Well in my case I have boosted bass beliw 80hz +10db (as to not interfere with voices), a lower bass at 80hz 5.5db, a peak at 110hz 7.5db, a dip at 141hz to 6.5db, a jump mp to 9db at 150hz -340hz, a massive rise to 18db from 350-485hz, a slight rise to 18.5db from 509hz to 800hz, a relative fall to 9db from 824hz to 3khz, and fall to 3db from 3.09khz to 20khz.
This makes for a midcentric sound where vocals are extremely emphasized or forward, warm, chesty, and emphasized in a way that is way different than my default speaker voicing or neutral. Bass is strong but only below 80hz so it does not interfere with vocal clarity and emphasis. In terms of vocal tone and transients, my digital voicing is probably going to be much more like a classic tube system running some classic speakers (admittedly with some harmonic differences, but tonally).

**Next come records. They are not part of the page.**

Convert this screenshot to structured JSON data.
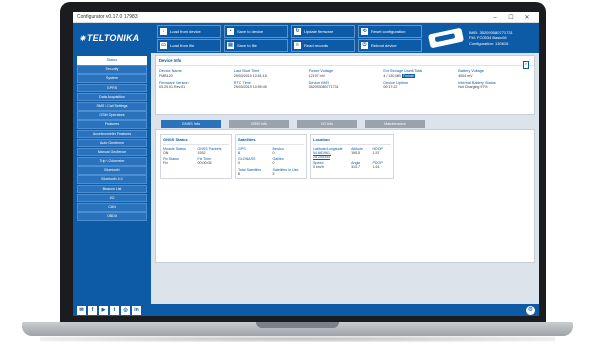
{
  "window": {
    "title": "Configurator v0.17.0 17983",
    "controls": [
      "–",
      "☐",
      "✕"
    ]
  },
  "brand": {
    "logo_text": "TELTONIKA"
  },
  "toolbar": {
    "buttons": [
      {
        "label": "Load from device",
        "icon": "download-icon"
      },
      {
        "label": "Save to device",
        "icon": "save-icon"
      },
      {
        "label": "Update firmware",
        "icon": "update-icon"
      },
      {
        "label": "Reset configuration",
        "icon": "reset-icon"
      },
      {
        "label": "Load from file",
        "icon": "folder-icon"
      },
      {
        "label": "Save to file",
        "icon": "file-save-icon"
      },
      {
        "label": "Read records",
        "icon": "records-icon"
      },
      {
        "label": "Reboot device",
        "icon": "reboot-icon"
      }
    ]
  },
  "device_header": {
    "imei": "IMEI: 352093080771731",
    "model": "FM: FC0534 Basic06",
    "configuration": "Configuration: 130616"
  },
  "sidebar": {
    "items": [
      {
        "label": "Status",
        "active": true
      },
      {
        "label": "Security"
      },
      {
        "label": "System"
      },
      {
        "label": "GPRS"
      },
      {
        "label": "Data Acquisition"
      },
      {
        "label": "SMS \\ Call Settings"
      },
      {
        "label": "GSM Operators"
      },
      {
        "label": "Features"
      },
      {
        "label": "Accelerometer Features"
      },
      {
        "label": "Auto Geofence"
      },
      {
        "label": "Manual Geofence"
      },
      {
        "label": "Trip \\ Odometer"
      },
      {
        "label": "Bluetooth"
      },
      {
        "label": "Bluetooth 4.0"
      },
      {
        "label": "Beacon List"
      },
      {
        "label": "I/O"
      },
      {
        "label": "CAN"
      },
      {
        "label": "OBDII"
      }
    ]
  },
  "device_info": {
    "title": "Device Info",
    "fields": [
      {
        "label": "Device Name",
        "value": "FMB120"
      },
      {
        "label": "Last Start Time",
        "value": "29/03/2019 10:51:16"
      },
      {
        "label": "Power Voltage",
        "value": "12197 mV"
      },
      {
        "label": "Ext Storage Used/Total",
        "value": "4 / 130 MB",
        "badge": "Format"
      },
      {
        "label": "Battery Voltage",
        "value": "4004 mV"
      },
      {
        "label": "Firmware Version",
        "value": "03.25.01.Rev.01"
      },
      {
        "label": "RTC Time",
        "value": "29/03/2019 10:59:49"
      },
      {
        "label": "Device IMEI",
        "value": "352093080771731"
      },
      {
        "label": "Device Uptime",
        "value": "00:17:22"
      },
      {
        "label": "Internal Battery Status",
        "value": "Not Charging 97%"
      }
    ]
  },
  "tabs": [
    {
      "label": "GNSS Info",
      "active": true
    },
    {
      "label": "GSM Info"
    },
    {
      "label": "I/O Info"
    },
    {
      "label": "Maintenance"
    }
  ],
  "gnss": {
    "status": {
      "title": "GNSS Status",
      "fields": [
        {
          "label": "Module Status",
          "value": "ON"
        },
        {
          "label": "GNSS Packets",
          "value": "1932"
        },
        {
          "label": "Fix Status",
          "value": "Fix"
        },
        {
          "label": "Fix Time",
          "value": "00:00:05"
        }
      ]
    },
    "satellites": {
      "title": "Satellites",
      "fields": [
        {
          "label": "GPS",
          "value": "8"
        },
        {
          "label": "Beidou",
          "value": "0"
        },
        {
          "label": "GLONASS",
          "value": "0"
        },
        {
          "label": "Galileo",
          "value": "0"
        },
        {
          "label": "Total Satellites",
          "value": "8"
        },
        {
          "label": "Satellites In Use",
          "value": "5"
        }
      ]
    },
    "location": {
      "title": "Location",
      "fields": [
        {
          "label": "Latitude/Longitude",
          "value": "54.681961, 25.255343",
          "link": true
        },
        {
          "label": "Altitude",
          "value": "195.5"
        },
        {
          "label": "HDOP",
          "value": "1.57"
        },
        {
          "label": "Speed",
          "value": "0 km/h"
        },
        {
          "label": "Angle",
          "value": "313.7"
        },
        {
          "label": "PDOP",
          "value": "1.61"
        }
      ]
    }
  },
  "footer": {
    "social": [
      {
        "icon": "email-icon",
        "glyph": "✉"
      },
      {
        "icon": "facebook-icon",
        "glyph": "f"
      },
      {
        "icon": "youtube-icon",
        "glyph": "▶"
      },
      {
        "icon": "twitter-icon",
        "glyph": "t"
      },
      {
        "icon": "instagram-icon",
        "glyph": "◎"
      },
      {
        "icon": "linkedin-icon",
        "glyph": "in"
      }
    ],
    "settings_glyph": "⚙"
  },
  "colors": {
    "brand": "#0d5aa7",
    "accent": "#2a72bc"
  }
}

This is colored in that it makes no pretense about being neutral or flat or accurate, it is intentionally voiced to sound full, rich, chesty, bloomy, emotional for vocals by comparison to neutral. Treble is present but much less emphasized than before. To me, this has the effect of making voices seem bigger, more present and more real, but also sacrifices some treble detail. Detail is still there, but compared to my default tuning I need to listen for small details rather than just getting them tossed out at me like my Kantas would do by default out of the box (which also might have been ‘colored’ in a different way). To me, my chosen colored presentation has the effect of making vocals on normal recordings of normal quality (and poor ones) sound tremendously more real (instead of too quiet, too restrained, or too thin), but comes at the expense of giving up some room air and ambient detail in all recordings, but generally this is never a negative except in the very best audiophile recordings (these still sound amazing, but less amazing than the could if I made different eq choices).
This is my sound and what I like. And no question it is not neutral or accurate. The only way I I found what i was looking for is through experimenting with a zillion eq profiles in dirac with the assistance of chat gpt. I doubt i would have ever arrived in this place through gear/speaker swaps, or if so, not for years. What I do not know.

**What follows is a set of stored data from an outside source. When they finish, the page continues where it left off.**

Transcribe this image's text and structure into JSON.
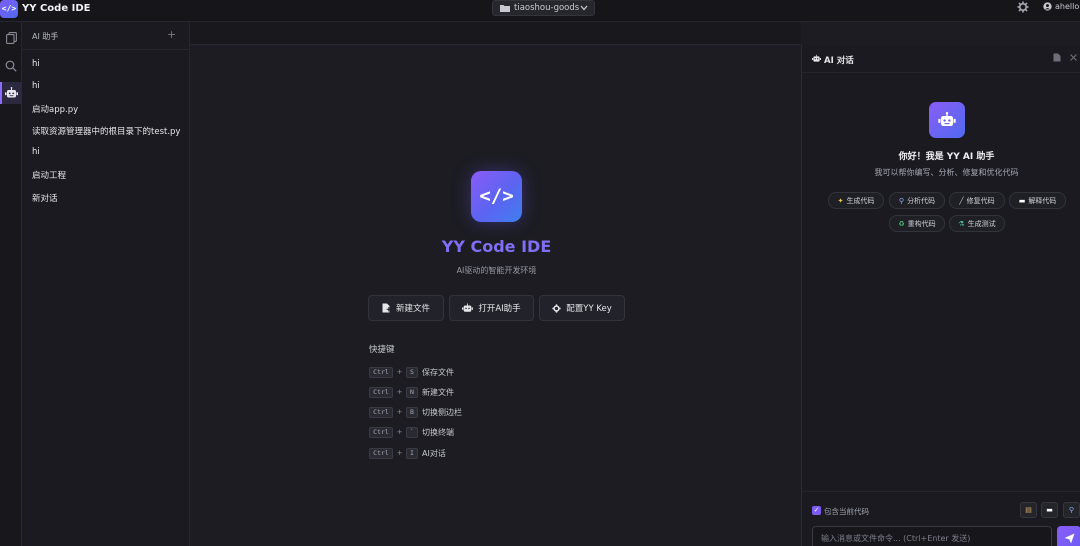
{
  "app": {
    "logo_glyph": "</>",
    "title": "YY Code IDE",
    "accent": "#7c5cf5"
  },
  "project": {
    "name": "tiaoshou-goods"
  },
  "user": {
    "name": "ahello"
  },
  "activity": {
    "active": "ai-assistant"
  },
  "sidebar": {
    "title": "AI 助手",
    "add": "+",
    "chats": [
      {
        "label": "hi"
      },
      {
        "label": "hi"
      },
      {
        "label": "启动app.py"
      },
      {
        "label": "读取资源管理器中的根目录下的test.py"
      },
      {
        "label": "hi"
      },
      {
        "label": "启动工程"
      },
      {
        "label": "新对话"
      }
    ]
  },
  "welcome": {
    "logo_glyph": "</>",
    "title": "YY Code IDE",
    "subtitle": "AI驱动的智能开发环境",
    "buttons": {
      "new_file": "新建文件",
      "open_ai": "打开AI助手",
      "config_key": "配置YY Key"
    },
    "shortcuts_title": "快捷键",
    "shortcuts": [
      {
        "mod": "Ctrl",
        "plus": "+",
        "key": "S",
        "label": "保存文件"
      },
      {
        "mod": "Ctrl",
        "plus": "+",
        "key": "N",
        "label": "新建文件"
      },
      {
        "mod": "Ctrl",
        "plus": "+",
        "key": "B",
        "label": "切换侧边栏"
      },
      {
        "mod": "Ctrl",
        "plus": "+",
        "key": "`",
        "label": "切换终端"
      },
      {
        "mod": "Ctrl",
        "plus": "+",
        "key": "I",
        "label": "AI对话"
      }
    ]
  },
  "chat": {
    "title": "AI 对话",
    "greeting": "你好！我是 YY AI 助手",
    "subtitle": "我可以帮你编写、分析、修复和优化代码",
    "chips": [
      {
        "icon": "sparkle-icon",
        "label": "生成代码"
      },
      {
        "icon": "magnifier-icon",
        "label": "分析代码"
      },
      {
        "icon": "wrench-icon",
        "label": "修复代码"
      },
      {
        "icon": "book-icon",
        "label": "解释代码"
      },
      {
        "icon": "recycle-icon",
        "label": "重构代码"
      },
      {
        "icon": "flask-icon",
        "label": "生成测试"
      }
    ],
    "include_code_label": "包含当前代码",
    "include_code_checked": true,
    "input_placeholder": "输入消息或文件命令... (Ctrl+Enter 发送)"
  }
}
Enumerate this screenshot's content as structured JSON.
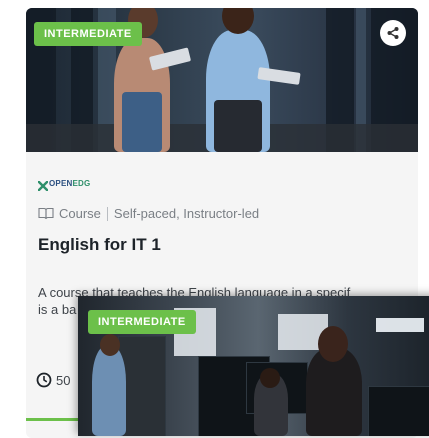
{
  "card": {
    "level_badge": "INTERMEDIATE",
    "share_icon": "share-icon",
    "provider": {
      "part1": "OPEN",
      "part2": "EDG"
    },
    "type": "Course",
    "delivery": "Self-paced, Instructor-led",
    "title": "English for IT 1",
    "description": "A course that teaches the English language in a specif",
    "description_line3": "is a ba",
    "duration": "50",
    "duration_icon": "clock-icon",
    "type_icon": "book-icon",
    "accent_color": "#6cc04a"
  },
  "card2": {
    "level_badge": "INTERMEDIATE"
  }
}
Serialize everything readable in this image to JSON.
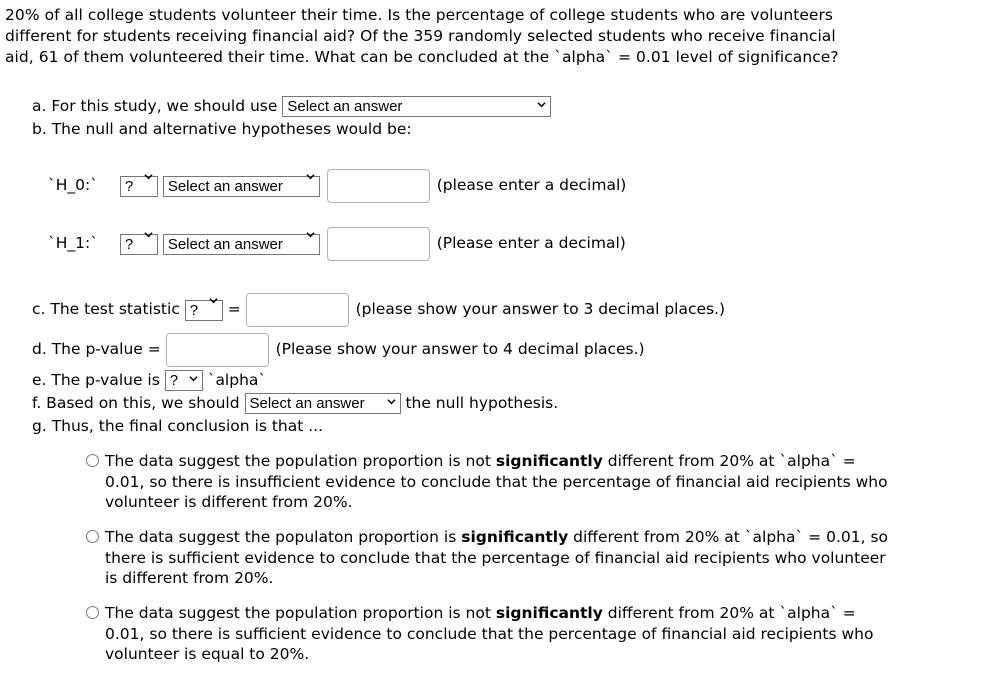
{
  "question": {
    "lines": [
      "20% of all college students volunteer their time. Is the percentage of college students who are volunteers",
      "different for students receiving financial aid? Of the 359 randomly selected students who receive financial",
      "aid, 61 of them volunteered their time. What can be concluded at the `alpha` = 0.01 level of significance?"
    ]
  },
  "part_a": {
    "label": "a. For this study, we should use",
    "select_value": "Select an answer"
  },
  "part_b": {
    "label": "b. The null and alternative hypotheses would be:",
    "h0": {
      "label": "`H_0:`",
      "symbol_select": "?",
      "param_select": "Select an answer",
      "input_value": "",
      "hint": "(please enter a decimal)"
    },
    "h1": {
      "label": "`H_1:`",
      "symbol_select": "?",
      "param_select": "Select an answer",
      "input_value": "",
      "hint": "(Please enter a decimal)"
    }
  },
  "part_c": {
    "label": "c. The test statistic",
    "select_value": "?",
    "equals": "=",
    "input_value": "",
    "hint": "(please show your answer to 3 decimal places.)"
  },
  "part_d": {
    "label": "d. The p-value =",
    "input_value": "",
    "hint": "(Please show your answer to 4 decimal places.)"
  },
  "part_e": {
    "label": "e. The p-value is",
    "select_value": "?",
    "suffix": "`alpha`"
  },
  "part_f": {
    "label": "f. Based on this, we should",
    "select_value": "Select an answer",
    "suffix": "the null hypothesis."
  },
  "part_g": {
    "label": "g. Thus, the final conclusion is that ...",
    "options": [
      {
        "pre": "The data suggest the population proportion is not ",
        "bold": "significantly",
        "post": " different from 20% at `alpha` = 0.01, so there is insufficient evidence to conclude that the percentage of financial aid recipients who volunteer is different from 20%.",
        "selected": false
      },
      {
        "pre": "The data suggest the populaton proportion is ",
        "bold": "significantly",
        "post": " different from 20% at `alpha` = 0.01, so there is sufficient evidence to conclude that the percentage of financial aid recipients who volunteer is different from 20%.",
        "selected": false
      },
      {
        "pre": "The data suggest the population proportion is not ",
        "bold": "significantly",
        "post": " different from 20% at `alpha` = 0.01, so there is sufficient evidence to conclude that the percentage of financial aid recipients who volunteer is equal to 20%.",
        "selected": false
      }
    ]
  }
}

From my perspective, I was very lucky in that Chat GPT and Dirac did more for me than 10 years of speaker auditions and gear swaps (if I would have been patient enough and well funded enough to be able to do them, which is unlikely).
I think that as long as one’s dragon doesn’t involve chasing absolute detail (then you are always going to need very revealing speakers and gear that needs to be auditioned) or dynamics (then obviously eq cannot replicate the efficiency required in speakers to produce them), one could likely accomplish a ton of realizing ‘your sound’ without auditioning any gear at all with nothing more than owning a capable amp with enough headroom for dirac eq, and a set of speakers with a good off axis frequency response that takes well to eq (and of course lots and lots of time to dial them in to taste, AI can essentially train you to be your own speaker designer, but only you can listen and then ask the questions necessary to make followup adjustments).
Now, most people are never going to do this, nor should they (they have lives), but for those geeked out enough and motivated enough to make all the gear swaps chasing a dragon, I think maybe they should consider it.